According to data gathered by Hunter Engineering Co., 73 percent of OEM passenger and light truck vehicle fitments in the U.S. and Canada fall into these "difficult to service" categories, up from roughly 59 percent 10 years ago and 40 percent 15 years ago.
Hunter defines low-profiles as 45 series or lower, large diameters as rim diameters exceeding 20 inches and heavy assemblies as those with overall diameters exceeding 30 inches.
Assemblies such as these are requiring more skill from technicians using conventional tire changers and traditional balancers, Hunter said.
"New assemblies demand accuracy as well," Pete Liebetreu, vice president of marketing, said. "They can be sensitive to vibration and damage during service.

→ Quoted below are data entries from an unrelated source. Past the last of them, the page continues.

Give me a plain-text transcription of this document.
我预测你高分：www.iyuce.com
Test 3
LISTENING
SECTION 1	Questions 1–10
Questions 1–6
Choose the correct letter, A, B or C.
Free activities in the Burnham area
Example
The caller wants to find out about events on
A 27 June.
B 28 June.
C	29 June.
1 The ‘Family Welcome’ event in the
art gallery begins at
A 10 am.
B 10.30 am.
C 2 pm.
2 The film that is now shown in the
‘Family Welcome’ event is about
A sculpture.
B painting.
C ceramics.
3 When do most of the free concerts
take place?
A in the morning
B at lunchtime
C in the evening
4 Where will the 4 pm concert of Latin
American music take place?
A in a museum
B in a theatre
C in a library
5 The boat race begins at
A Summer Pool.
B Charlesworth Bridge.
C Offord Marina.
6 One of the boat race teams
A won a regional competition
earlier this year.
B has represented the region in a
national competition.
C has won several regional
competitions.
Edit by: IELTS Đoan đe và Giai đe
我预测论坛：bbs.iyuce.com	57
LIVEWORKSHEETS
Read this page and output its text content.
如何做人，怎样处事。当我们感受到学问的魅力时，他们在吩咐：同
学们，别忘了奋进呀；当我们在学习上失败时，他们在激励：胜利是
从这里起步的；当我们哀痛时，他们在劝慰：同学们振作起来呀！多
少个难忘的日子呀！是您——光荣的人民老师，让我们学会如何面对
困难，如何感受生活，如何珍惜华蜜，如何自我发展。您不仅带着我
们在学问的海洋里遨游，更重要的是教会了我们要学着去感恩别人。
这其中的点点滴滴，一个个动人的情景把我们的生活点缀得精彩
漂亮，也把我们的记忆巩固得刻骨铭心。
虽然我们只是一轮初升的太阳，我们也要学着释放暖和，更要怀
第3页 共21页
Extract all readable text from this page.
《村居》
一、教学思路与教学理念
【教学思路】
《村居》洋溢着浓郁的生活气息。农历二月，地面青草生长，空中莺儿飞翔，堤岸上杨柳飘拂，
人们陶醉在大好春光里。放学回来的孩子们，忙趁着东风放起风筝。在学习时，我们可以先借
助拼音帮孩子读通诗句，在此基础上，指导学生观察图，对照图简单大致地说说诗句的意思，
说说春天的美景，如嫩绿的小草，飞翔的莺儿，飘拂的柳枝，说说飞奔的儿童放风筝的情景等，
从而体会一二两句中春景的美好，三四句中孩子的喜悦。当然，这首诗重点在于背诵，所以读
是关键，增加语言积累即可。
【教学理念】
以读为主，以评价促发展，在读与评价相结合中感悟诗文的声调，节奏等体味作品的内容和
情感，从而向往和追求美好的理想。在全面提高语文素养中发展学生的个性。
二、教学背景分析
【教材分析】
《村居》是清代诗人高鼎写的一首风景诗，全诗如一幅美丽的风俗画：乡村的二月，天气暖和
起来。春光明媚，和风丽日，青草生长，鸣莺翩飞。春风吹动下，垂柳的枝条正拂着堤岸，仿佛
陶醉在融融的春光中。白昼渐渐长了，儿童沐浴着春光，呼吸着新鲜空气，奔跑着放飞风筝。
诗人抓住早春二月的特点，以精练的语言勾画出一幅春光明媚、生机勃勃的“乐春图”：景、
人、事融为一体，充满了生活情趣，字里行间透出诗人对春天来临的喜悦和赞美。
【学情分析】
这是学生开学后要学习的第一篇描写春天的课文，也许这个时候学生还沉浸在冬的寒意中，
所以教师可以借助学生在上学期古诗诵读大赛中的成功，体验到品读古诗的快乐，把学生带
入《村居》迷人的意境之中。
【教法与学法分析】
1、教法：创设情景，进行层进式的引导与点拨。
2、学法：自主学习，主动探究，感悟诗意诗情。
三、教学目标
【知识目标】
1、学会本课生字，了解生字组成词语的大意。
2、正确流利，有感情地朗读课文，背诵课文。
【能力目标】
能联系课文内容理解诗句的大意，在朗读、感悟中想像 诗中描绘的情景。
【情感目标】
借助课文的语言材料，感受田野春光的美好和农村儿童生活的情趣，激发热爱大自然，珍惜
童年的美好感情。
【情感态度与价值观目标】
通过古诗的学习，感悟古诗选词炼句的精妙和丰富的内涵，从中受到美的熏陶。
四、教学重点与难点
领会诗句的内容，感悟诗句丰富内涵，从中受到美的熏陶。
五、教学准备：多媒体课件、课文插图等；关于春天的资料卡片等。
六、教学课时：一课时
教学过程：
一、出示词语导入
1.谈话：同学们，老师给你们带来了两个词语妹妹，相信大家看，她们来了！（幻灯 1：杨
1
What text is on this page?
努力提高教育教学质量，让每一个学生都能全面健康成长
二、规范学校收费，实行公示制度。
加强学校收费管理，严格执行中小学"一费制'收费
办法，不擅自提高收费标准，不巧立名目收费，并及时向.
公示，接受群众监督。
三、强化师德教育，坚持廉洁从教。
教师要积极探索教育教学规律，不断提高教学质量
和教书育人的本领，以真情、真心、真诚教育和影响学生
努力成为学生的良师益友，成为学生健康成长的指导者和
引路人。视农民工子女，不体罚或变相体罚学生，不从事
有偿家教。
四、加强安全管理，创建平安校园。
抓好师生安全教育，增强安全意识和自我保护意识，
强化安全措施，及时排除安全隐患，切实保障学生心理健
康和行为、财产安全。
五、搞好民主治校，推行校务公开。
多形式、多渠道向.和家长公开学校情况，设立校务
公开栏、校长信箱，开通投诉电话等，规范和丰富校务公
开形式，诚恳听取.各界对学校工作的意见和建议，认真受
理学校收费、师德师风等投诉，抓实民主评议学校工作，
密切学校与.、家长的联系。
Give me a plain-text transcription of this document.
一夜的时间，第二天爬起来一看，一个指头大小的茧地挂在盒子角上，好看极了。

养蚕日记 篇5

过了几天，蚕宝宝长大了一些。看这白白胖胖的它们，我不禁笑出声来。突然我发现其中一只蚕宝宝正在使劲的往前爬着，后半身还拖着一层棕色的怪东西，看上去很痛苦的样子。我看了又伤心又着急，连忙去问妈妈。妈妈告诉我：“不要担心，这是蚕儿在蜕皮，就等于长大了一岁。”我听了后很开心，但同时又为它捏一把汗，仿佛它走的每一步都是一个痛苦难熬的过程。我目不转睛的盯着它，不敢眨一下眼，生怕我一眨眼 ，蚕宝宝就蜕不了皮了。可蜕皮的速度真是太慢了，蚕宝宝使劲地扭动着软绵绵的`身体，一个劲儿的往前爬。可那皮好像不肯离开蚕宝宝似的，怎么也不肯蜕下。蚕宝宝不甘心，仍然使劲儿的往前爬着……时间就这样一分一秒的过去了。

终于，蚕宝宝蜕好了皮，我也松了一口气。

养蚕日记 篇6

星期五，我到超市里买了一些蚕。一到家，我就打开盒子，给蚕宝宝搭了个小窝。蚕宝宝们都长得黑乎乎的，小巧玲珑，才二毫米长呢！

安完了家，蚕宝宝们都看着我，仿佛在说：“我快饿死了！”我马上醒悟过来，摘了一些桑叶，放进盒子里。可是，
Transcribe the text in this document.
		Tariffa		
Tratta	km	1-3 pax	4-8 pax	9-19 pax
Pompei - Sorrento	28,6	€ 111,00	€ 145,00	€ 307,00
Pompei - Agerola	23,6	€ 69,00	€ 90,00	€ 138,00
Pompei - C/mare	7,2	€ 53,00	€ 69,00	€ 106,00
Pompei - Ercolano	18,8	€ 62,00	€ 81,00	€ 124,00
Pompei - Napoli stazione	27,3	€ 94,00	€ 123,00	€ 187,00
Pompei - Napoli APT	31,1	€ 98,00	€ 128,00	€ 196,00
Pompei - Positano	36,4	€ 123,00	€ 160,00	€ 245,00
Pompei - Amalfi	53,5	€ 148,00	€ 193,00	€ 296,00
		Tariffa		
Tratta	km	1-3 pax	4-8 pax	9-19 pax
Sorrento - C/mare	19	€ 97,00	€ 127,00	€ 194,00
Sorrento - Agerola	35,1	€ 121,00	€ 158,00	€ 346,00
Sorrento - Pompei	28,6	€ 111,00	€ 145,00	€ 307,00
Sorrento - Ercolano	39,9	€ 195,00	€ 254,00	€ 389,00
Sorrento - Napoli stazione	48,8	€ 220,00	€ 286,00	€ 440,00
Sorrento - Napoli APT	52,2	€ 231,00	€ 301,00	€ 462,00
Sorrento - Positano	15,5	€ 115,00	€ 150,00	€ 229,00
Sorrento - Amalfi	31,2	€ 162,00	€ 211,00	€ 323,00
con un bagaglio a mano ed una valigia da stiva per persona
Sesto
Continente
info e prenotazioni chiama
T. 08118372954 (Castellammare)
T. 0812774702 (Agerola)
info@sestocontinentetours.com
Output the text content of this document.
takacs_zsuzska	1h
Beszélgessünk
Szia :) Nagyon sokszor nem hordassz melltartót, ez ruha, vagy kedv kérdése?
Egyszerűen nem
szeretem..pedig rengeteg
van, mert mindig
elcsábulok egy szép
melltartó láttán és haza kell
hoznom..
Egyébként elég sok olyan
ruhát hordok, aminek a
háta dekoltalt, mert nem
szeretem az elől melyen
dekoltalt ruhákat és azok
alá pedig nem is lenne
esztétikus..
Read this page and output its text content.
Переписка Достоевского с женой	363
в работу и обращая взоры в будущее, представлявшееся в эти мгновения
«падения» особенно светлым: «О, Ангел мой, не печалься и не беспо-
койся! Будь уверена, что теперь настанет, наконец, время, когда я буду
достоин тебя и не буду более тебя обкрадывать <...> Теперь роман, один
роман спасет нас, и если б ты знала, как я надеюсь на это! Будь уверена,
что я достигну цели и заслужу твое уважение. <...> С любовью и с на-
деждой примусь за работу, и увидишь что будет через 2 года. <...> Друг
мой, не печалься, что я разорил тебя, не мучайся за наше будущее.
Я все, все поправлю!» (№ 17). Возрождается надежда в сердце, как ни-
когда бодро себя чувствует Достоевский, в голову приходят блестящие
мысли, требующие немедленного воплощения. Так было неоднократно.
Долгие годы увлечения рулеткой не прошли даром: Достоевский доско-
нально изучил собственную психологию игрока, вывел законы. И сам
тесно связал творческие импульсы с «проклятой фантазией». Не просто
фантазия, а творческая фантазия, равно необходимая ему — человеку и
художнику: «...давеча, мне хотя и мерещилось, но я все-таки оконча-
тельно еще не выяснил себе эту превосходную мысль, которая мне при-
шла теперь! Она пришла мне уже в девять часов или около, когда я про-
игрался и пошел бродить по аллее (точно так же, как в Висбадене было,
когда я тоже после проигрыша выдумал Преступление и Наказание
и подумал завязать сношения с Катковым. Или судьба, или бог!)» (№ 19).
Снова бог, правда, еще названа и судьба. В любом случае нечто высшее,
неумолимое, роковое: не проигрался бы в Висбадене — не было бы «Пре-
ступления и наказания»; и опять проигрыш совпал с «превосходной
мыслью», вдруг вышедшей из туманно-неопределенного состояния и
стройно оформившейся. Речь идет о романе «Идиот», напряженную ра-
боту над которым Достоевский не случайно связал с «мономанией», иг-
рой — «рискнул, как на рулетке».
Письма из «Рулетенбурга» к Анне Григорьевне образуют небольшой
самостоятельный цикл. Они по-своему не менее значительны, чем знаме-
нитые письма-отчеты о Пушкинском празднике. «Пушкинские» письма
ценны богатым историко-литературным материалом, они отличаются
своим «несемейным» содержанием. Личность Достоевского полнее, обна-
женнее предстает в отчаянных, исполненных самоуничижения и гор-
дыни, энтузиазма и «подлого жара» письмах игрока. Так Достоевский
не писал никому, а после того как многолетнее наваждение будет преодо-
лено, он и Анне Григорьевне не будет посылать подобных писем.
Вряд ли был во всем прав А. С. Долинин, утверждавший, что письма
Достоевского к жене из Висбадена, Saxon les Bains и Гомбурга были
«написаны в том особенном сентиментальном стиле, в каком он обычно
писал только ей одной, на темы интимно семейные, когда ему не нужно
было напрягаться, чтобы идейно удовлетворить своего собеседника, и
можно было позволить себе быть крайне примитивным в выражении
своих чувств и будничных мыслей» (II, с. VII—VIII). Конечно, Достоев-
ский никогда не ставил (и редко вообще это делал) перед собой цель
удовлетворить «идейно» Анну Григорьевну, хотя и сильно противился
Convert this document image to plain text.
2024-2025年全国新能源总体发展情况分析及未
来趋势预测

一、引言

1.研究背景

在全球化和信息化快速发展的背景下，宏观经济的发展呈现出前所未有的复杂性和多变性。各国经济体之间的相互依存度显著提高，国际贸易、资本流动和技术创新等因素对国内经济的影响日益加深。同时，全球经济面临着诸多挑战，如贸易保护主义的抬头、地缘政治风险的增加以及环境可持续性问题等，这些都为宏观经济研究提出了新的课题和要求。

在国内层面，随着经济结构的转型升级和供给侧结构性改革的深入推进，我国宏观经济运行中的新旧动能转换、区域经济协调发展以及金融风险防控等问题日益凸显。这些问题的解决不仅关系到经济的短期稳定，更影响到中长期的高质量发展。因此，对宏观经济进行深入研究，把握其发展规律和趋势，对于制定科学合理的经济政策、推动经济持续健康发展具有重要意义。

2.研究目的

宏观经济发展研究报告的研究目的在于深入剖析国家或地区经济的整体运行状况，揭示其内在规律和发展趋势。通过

"The best equipment and best-equipped shops are better able to handle these additional requirements with easy-mounting, damage-free tire changers and accurate, weight-efficient, Road Force-capable balancers."
To help dealerships evaluate whether their equipment might need updating, Hunter has developed a "Tire Changer Decision Guide" that takes into account the range of tire/wheel combinations on the market and any special handling they might require and offers suggestions as to what type equipment would be appropriate to handle them.